Abstract

Abstract Introduction/Objective Inflammatory myofibroblastic tumor (IMT) is a distinct neoplastic process with specific molecular alterations. Given its low likelihood of local recurrence and metastasis, it is currently regarded as a neoplasm with intermediate biological potential. IMTs of the uterus variably express CD10 and smooth muscle markers, which present a diagnostic challenge and make it difficult to distinguish from mesenchymal neoplasms of smooth muscle and endometrial stromal origin. Methods/Case Report We present a case of a 46-year-old woman who underwent a hysterectomy due to abnormal menstrual bleeding. Grossly, a 5.0 cm tan, firm, well-circumscribed subendometrial nodule was identified at the fundus, which had a fleshy, soft-cut surface with no hemorrhage or necrosis.
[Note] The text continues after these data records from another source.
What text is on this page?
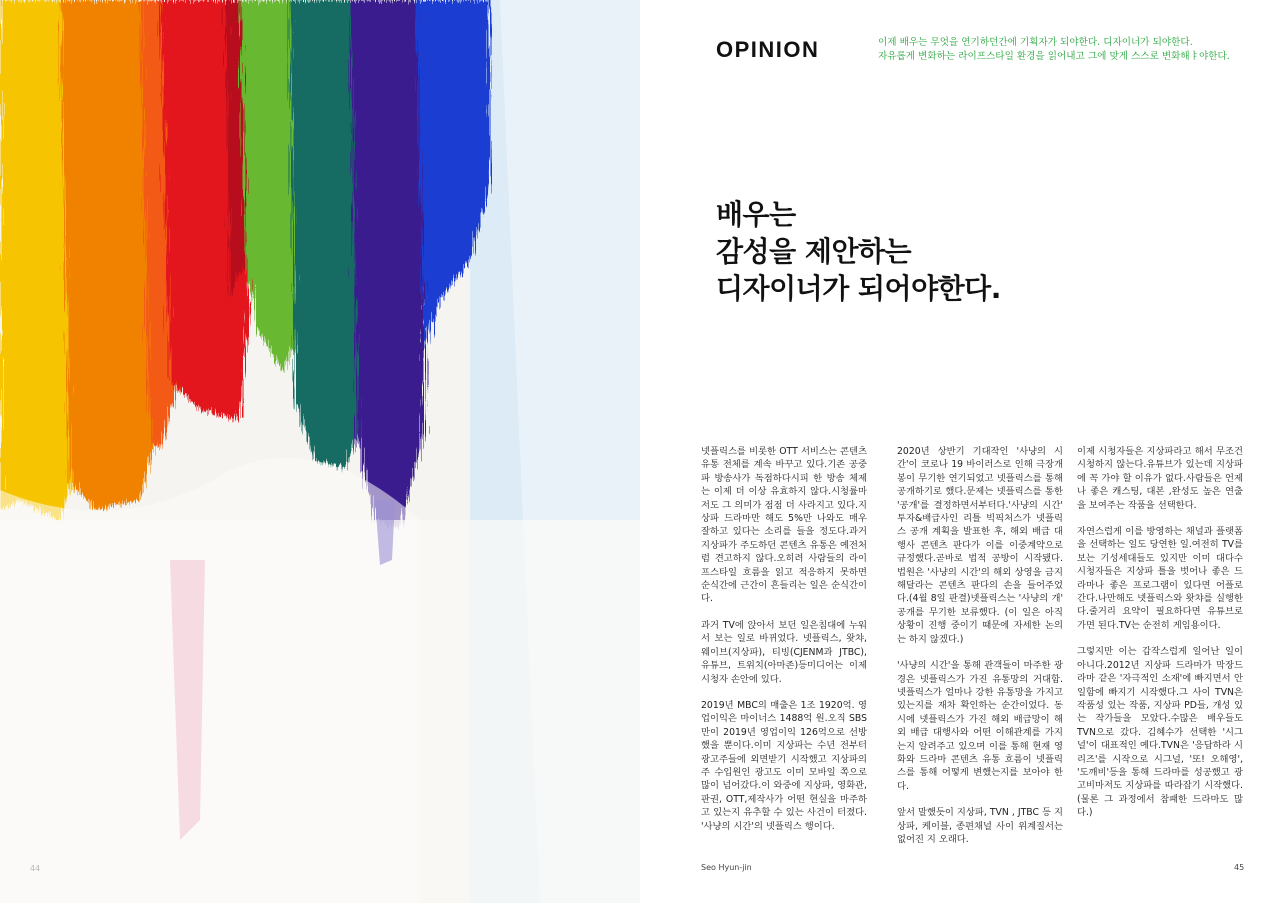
44
OPINION	이제 배우는 무엇을 연기하던간에 기획자가 되야한다. 디자이너가 되야한다.
자유롭게 변화하는 라이프스타일 환경을 읽어내고 그에 맞게 스스로 변화해ㅑ야한다.
배우는
감성을 제안하는
디자이너가 되어야한다.

넷플릭스를 비롯한 OTT 서비스는 콘텐츠 유통 전체를 계속 바꾸고 있다.기존 공중파 방송사가 독점하다시피 한 방송 체제는 이제 더 이상 유효하지 않다.시청률마저도 그 의미가 점점 더 사라지고 있다.지상파 드라마만 해도 5%만 나와도 매우 잘하고 있다는 소리를 들을 정도다.과거 지상파가 주도하던 콘텐츠 유통은 예전처럼 견고하지 않다.오히려 사람들의 라이프스타일 흐름을 읽고 적응하지 못하면 순식간에 근간이 흔들리는 일은 순식간이다.

과거 TV에 앉아서 보던 일은침대에 누워서 보는 일로 바뀌었다. 넷플릭스, 왓챠, 웨이브(지상파), 티빙(CJENM과 JTBC), 유튜브, 트위치(아마존)등미디어는 이제 시청자 손안에 있다.

2019년 MBC의 매출은 1조 1920억. 영업이익은 마이너스 1488억 원.오직 SBS만이 2019년 영업이익 126억으로 선방했을 뿐이다.이미 지상파는 수년 전부터 광고주들에 외면받기 시작했고 지상파의 주 수입원인 광고도 이미 모바일 쪽으로 많이 넘어갔다.이 와중에 지상파, 영화관, 판권, OTT,제작사가 어떤 현실을 마주하고 있는지 유추할 수 있는 사건이 터졌다. '사냥의 시간'의 넷플릭스 행이다.

2020년 상반기 기대작인 '사냥의 시간'이 코로나 19 바이러스로 인해 극장개봉이 무기한 연기되었고 넷플릭스를 통해 공개하기로 했다.문제는 넷플릭스를 통한 '공개'를 결정하면서부터다.'사냥의 시간' 투자&배급사인 리틀 빅픽처스가 넷플릭스 공개 계획을 발표한 후, 해외 배급 대행사 콘텐츠 판다가 이를 이중계약으로 규정했다.곧바로 법적 공방이 시작됐다. 법원은 '사냥의 시간'의 해외 상영을 금지해달라는 콘텐츠 판다의 손을 들어주었다.(4월 8일 판결)넷플릭스는 '사냥의 개' 공개를 무기한 보류했다. (이 일은 아직 상황이 진행 중이기 때문에 자세한 논의는 하지 않겠다.)

'사냥의 시간'을 통해 관객들이 마주한 광경은 넷플릭스가 가진 유통망의 거대함.넷플릭스가 얼마나 강한 유통망을 가지고 있는지를 재차 확인하는 순간이었다. 동시에 넷플릭스가 가진 해외 배급망이 해외 배급 대행사와 어떤 이해관계를 가지는지 알려주고 있으며 이를 통해 현재 영화와 드라마 콘텐츠 유통 흐름이 넷플릭스를 통해 어떻게 변했는지를 보아야 한다.

앞서 말했듯이 지상파, TVN , JTBC 등 지상파, 케이블, 종편채널 사이 위계질서는 없어진 지 오래다.

이제 시청자들은 지상파라고 해서 무조건 시청하지 않는다.유튜브가 있는데 지상파에 꼭 가야 할 이유가 없다.사람들은 언제나 좋은 캐스팅, 대본 ,완성도 높은 연출을 보여주는 작품을 선택한다.

자연스럽게 이를 방영하는 채널과 플랫폼을 선택하는 일도 당연한 일.여전히 TV를 보는 기성세대들도 있지만 이미 대다수 시청자들은 지상파 틀을 벗어나 좋은 드라마나 좋은 프로그램이 있다면 어플로 간다.나만해도 넷플릭스와 왓챠를 실행한다.줄거리 요약이 필요하다면 유튜브로 가면 된다.TV는 순전히 게임용이다.

그렇지만 이는 갑작스럽게 일어난 일이 아니다.2012년 지상파 드라마가 막장드라마 같은 '자극적인 소재'에 빠지면서 안일함에 빠지기 시작했다.그 사이 TVN은 작품성 있는 작품, 지상파 PD들, 개성 있는 작가들을 모았다.수많은 배우들도 TVN으로 갔다. 김혜수가 선택한 '시그널'이 대표적인 예다.TVN은 '응답하라 시리즈'를 시작으로 시그널, '또! 오해영', '도깨비'등을 통해 드라마를 성공했고 광고비마저도 지상파를 따라잡기 시작했다.(물론 그 과정에서 참패한 드라마도 많다.)

Seo Hyun-jin	45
Microscopically, the nodule is composed of somewhat tightly packed spindle cells arranged in a fascicular pattern, with little-to-no myxoid stroma and dense lymphoplasmacytic infiltrate forming scattered aggregates. Immunohistochemical stains show lesional spindle cells are positive for SMA, desmin, and vimentin with patchy staining for ER while negative for S100, CD10, ALK-1, STAT6, and CD34. CD68 highlights scattered histiocytes in the background. Ki-67 highlights background lymphoid cells. RNA next-generation sequencing detected no fusions involving ROS1, PDGFR-β, or ETV6, which were previously described in a subset of ALK-negative IMTs. The FISH assay did not reveal rearrangements of the ALK or ROS1. However, extra intact ALK fusion signals were observed, suggesting polysomy for the ALK region. Results (if a Case Study enter NA) NA Conclusion To our knowledge, this is the first report of a uterine IMT with ALK polysomy. The significance of additional ALK copies in our case is not clear but highlights the need for further molecular studies investigating genetic alterations in ALK-negative IMTs. Detecting these rearrangements may be of diagnostic value and help guide future targeted therapies.